Chernow's Washington does much humanize the otherwise stone and mythical Washington. He had his heroic faults but they were tempered. Some anecdotes demonstrate, for instance, in an early run for Virginia legislature, he asked that his brother and friends be allowed to cast the first votes to start some momentum in his favor. Most elections Washington participated in ( Commander and Chief, Constitutional convention, two Presidency's) were won unanimously so hardly mattered.

He was a land speculator in the Ohio River Valley region and used his status as French and Indian War veteran to buy on the cheap. In later years, however, much of this land was sold or donated to care for his very extended family or pay his may travel expenses in his goal to visit every state, no small venture in those days. In a similar way he befitted from the choice along the Potomac for the new capital just 20 miles from Mt Vernon as land appreciated. Some of theses proceed were donated to found a university. Also, he suffered an almost constant flow of visitors, many complete strangers whom he graciously fed, housed and entertained at great personal expense. A gentleman/businessman he was very focused to keep Mt Vernon a profitable venture and once had the largest distillery in the country on his farm. But his many years away left him with debt and at the mercy of weather and the many trials of agriculture.

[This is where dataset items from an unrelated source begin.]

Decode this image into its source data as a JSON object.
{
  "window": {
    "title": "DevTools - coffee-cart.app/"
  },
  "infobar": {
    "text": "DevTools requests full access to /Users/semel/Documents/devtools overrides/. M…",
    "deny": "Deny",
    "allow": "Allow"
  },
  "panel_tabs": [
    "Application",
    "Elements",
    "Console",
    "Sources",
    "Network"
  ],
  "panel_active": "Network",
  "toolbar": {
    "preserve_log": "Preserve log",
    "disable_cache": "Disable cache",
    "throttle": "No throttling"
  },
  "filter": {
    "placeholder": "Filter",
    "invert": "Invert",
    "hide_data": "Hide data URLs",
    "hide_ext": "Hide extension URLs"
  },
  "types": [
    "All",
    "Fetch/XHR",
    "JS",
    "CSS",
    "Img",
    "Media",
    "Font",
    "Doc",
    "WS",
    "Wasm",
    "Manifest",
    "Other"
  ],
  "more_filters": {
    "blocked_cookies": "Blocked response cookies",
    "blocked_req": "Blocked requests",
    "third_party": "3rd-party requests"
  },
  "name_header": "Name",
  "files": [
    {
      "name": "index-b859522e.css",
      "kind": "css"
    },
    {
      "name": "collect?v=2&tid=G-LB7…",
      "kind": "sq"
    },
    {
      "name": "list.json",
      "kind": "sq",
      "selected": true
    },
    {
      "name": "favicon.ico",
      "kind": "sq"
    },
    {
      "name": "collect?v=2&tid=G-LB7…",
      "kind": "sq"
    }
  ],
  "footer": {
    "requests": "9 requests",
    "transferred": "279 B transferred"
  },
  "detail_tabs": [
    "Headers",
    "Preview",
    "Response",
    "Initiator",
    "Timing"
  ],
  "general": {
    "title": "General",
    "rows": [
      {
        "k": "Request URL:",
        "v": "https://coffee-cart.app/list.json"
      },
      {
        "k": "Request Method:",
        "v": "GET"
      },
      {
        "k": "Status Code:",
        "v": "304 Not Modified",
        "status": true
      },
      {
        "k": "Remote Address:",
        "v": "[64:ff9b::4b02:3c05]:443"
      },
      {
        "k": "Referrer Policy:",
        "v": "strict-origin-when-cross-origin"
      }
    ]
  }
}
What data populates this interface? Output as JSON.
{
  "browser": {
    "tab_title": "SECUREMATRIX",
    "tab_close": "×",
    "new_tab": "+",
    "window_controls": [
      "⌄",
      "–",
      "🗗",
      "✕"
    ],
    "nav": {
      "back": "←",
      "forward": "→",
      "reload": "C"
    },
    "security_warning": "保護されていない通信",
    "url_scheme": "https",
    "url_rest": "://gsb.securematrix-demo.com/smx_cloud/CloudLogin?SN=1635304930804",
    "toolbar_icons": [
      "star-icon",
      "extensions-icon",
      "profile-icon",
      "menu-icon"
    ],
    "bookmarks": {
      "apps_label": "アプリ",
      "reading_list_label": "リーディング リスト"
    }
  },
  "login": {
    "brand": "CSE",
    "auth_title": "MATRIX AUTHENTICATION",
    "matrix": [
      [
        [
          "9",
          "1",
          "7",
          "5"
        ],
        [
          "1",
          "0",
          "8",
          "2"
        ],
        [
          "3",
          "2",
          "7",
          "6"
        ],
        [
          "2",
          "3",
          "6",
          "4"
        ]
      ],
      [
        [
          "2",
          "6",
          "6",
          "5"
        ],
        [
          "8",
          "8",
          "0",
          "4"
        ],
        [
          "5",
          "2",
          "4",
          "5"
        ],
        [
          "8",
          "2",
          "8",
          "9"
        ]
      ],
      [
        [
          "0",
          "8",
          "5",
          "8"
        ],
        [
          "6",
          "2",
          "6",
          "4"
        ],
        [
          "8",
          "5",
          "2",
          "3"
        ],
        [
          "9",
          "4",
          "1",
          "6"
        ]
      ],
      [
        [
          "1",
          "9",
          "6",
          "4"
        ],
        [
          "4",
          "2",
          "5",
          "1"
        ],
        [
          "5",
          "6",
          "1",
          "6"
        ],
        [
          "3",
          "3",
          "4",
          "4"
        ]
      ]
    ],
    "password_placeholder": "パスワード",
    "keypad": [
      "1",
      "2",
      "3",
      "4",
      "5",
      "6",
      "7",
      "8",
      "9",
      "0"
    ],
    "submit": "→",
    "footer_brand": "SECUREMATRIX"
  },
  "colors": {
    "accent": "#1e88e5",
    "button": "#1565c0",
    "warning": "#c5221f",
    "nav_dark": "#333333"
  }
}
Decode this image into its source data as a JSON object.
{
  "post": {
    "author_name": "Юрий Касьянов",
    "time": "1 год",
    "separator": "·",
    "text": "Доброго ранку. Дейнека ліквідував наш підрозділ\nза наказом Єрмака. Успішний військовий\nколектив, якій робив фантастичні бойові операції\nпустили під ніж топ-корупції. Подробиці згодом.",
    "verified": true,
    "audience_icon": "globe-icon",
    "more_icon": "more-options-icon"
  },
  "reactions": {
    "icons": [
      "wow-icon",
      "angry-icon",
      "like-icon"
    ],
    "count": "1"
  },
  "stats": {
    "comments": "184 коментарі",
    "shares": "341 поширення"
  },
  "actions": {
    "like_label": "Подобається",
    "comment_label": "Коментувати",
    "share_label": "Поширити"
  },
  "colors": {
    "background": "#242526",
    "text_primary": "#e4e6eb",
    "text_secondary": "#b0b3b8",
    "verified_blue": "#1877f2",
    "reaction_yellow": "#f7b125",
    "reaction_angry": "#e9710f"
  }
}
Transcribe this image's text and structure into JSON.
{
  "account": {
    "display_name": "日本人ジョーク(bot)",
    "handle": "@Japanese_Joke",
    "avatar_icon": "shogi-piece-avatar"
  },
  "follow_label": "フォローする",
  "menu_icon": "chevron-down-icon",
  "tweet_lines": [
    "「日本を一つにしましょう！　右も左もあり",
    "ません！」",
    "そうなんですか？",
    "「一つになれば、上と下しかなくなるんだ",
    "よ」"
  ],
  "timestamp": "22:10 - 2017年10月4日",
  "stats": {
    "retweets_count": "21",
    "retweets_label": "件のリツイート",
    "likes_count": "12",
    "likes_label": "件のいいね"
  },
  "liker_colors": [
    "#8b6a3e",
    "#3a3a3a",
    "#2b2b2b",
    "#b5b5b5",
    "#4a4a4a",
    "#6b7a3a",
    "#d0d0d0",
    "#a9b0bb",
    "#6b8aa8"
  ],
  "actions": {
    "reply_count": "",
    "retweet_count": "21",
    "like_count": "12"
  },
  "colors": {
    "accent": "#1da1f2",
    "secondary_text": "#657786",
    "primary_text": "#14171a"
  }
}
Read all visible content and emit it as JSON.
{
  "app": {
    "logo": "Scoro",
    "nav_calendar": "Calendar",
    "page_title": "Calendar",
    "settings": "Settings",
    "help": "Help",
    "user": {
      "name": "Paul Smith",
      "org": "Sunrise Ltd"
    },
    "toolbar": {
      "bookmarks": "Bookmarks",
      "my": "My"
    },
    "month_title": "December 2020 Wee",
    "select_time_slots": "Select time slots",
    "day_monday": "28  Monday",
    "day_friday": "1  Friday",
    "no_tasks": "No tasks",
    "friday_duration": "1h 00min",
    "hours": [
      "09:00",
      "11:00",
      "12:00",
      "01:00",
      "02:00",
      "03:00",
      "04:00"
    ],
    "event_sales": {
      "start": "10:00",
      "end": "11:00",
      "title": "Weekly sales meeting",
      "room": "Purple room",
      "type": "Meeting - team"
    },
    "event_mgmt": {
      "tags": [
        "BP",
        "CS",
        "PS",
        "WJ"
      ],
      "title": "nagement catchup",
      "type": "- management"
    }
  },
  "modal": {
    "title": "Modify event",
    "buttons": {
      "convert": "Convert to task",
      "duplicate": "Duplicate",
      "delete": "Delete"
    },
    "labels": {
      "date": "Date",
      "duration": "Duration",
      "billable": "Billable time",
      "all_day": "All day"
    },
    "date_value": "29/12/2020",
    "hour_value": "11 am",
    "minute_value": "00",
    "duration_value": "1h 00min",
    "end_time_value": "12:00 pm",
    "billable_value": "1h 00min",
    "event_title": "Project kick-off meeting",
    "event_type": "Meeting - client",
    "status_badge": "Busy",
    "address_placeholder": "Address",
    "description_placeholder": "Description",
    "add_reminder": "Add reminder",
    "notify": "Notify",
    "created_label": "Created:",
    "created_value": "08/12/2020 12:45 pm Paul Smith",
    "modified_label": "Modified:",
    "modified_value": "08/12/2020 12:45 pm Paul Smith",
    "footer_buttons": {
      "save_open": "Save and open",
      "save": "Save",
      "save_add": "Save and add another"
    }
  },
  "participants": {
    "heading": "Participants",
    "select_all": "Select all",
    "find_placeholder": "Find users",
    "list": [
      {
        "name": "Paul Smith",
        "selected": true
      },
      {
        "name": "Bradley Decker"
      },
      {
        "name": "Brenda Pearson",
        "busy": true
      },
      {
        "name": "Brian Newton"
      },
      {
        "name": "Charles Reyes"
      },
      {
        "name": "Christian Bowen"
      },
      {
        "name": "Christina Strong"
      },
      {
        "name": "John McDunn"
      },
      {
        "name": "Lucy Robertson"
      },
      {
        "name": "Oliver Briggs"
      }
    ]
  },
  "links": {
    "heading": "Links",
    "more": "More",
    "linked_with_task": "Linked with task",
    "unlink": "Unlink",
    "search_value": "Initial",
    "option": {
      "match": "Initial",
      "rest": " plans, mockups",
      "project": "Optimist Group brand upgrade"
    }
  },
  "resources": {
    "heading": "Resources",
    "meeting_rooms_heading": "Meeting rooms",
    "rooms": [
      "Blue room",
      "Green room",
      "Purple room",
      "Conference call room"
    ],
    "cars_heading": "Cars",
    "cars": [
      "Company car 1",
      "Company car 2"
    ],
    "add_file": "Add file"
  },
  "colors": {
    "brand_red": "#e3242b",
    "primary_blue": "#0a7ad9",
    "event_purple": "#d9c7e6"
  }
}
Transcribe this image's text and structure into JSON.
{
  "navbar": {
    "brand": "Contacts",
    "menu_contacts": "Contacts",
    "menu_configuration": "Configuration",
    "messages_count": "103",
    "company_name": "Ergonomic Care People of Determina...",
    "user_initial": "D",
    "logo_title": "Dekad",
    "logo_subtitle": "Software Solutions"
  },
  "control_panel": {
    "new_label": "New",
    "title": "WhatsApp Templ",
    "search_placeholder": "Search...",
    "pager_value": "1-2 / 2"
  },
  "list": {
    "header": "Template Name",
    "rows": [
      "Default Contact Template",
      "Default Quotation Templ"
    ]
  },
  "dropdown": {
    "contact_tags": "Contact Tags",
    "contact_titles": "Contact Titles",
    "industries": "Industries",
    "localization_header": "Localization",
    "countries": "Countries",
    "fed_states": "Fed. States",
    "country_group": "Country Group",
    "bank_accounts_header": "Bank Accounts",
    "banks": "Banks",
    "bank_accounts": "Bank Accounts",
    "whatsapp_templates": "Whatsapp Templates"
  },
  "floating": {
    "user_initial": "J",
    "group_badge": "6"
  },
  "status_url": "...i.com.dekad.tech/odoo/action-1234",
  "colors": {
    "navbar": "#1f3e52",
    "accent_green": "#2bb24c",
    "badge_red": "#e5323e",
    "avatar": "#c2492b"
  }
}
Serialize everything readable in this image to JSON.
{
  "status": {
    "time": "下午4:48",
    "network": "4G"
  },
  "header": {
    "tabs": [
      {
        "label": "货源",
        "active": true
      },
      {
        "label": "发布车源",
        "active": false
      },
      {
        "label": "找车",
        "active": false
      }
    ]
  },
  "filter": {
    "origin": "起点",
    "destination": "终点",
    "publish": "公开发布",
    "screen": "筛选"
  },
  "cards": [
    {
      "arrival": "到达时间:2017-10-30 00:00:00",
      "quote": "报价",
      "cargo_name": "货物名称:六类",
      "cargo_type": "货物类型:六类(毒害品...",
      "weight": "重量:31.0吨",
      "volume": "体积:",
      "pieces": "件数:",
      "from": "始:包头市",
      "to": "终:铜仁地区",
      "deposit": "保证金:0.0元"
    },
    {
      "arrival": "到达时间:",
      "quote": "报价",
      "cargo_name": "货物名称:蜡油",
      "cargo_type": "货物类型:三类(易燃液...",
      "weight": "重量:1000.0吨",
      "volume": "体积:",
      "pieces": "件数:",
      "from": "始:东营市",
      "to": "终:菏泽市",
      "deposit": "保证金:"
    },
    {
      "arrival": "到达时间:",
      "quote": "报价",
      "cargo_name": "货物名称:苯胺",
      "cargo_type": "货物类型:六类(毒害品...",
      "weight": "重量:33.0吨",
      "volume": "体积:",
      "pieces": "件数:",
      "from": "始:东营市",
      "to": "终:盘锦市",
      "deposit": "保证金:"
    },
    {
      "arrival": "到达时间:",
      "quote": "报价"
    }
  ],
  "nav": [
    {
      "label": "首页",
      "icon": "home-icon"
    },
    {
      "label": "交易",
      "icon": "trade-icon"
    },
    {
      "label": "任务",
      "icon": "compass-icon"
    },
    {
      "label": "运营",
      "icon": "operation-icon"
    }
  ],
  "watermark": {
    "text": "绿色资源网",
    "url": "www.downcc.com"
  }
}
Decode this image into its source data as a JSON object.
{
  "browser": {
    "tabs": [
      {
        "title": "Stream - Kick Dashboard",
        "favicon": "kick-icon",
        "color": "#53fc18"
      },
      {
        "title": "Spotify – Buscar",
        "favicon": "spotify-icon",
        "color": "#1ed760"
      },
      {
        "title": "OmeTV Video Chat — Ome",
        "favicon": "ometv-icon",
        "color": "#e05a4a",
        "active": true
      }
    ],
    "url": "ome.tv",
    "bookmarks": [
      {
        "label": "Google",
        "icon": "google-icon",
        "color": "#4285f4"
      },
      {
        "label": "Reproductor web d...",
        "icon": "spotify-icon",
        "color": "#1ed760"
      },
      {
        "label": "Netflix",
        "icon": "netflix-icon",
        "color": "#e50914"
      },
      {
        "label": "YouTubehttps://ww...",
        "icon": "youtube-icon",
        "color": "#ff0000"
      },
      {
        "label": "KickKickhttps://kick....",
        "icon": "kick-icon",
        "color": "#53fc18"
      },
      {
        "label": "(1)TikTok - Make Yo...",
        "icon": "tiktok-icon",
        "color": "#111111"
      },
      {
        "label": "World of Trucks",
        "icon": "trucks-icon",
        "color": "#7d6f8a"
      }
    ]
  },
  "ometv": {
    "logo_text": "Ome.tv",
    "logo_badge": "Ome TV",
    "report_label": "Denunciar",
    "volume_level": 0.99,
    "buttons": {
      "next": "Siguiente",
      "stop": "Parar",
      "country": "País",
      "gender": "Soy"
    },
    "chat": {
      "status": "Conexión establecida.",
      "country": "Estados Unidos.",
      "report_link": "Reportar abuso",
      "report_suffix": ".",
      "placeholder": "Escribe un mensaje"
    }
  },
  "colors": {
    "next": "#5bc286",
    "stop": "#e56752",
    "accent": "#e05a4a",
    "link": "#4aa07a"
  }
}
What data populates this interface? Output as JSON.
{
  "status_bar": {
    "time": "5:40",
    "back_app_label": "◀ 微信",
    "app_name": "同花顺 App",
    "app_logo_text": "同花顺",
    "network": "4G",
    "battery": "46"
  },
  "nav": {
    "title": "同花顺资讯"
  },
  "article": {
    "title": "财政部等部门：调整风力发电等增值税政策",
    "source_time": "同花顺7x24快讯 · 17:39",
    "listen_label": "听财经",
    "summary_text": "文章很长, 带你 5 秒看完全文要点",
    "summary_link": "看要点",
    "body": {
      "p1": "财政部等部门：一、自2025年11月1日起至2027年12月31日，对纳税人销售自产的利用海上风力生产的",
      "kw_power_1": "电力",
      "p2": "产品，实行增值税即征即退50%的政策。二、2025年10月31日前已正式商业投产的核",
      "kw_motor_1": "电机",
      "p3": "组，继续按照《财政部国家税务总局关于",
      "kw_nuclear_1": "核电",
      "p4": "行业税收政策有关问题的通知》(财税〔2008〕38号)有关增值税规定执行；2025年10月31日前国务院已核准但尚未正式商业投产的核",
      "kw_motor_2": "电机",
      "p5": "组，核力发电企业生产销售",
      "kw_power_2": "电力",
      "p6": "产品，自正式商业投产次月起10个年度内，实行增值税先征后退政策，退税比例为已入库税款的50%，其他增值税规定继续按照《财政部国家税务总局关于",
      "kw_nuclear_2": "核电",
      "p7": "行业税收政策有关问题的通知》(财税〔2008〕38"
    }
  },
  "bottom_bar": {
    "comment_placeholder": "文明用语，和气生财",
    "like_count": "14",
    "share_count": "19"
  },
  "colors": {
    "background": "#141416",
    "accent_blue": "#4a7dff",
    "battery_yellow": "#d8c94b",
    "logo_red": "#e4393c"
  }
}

He was not oblivious to the fairer sex and more than a few romantic letters exist to Sally Fairfax, Elizabeth Powell and others. He often noted in his diary the number of ladies attending ceremonies in his honor, Charleston holding the record at over 300. But it is highly unlikely he ventured any further than harmless poetic odes, and was faithful to his wife Martha. Far from perfect he was, none the less, a perfect leader and many of the precedents he set in office still stand today.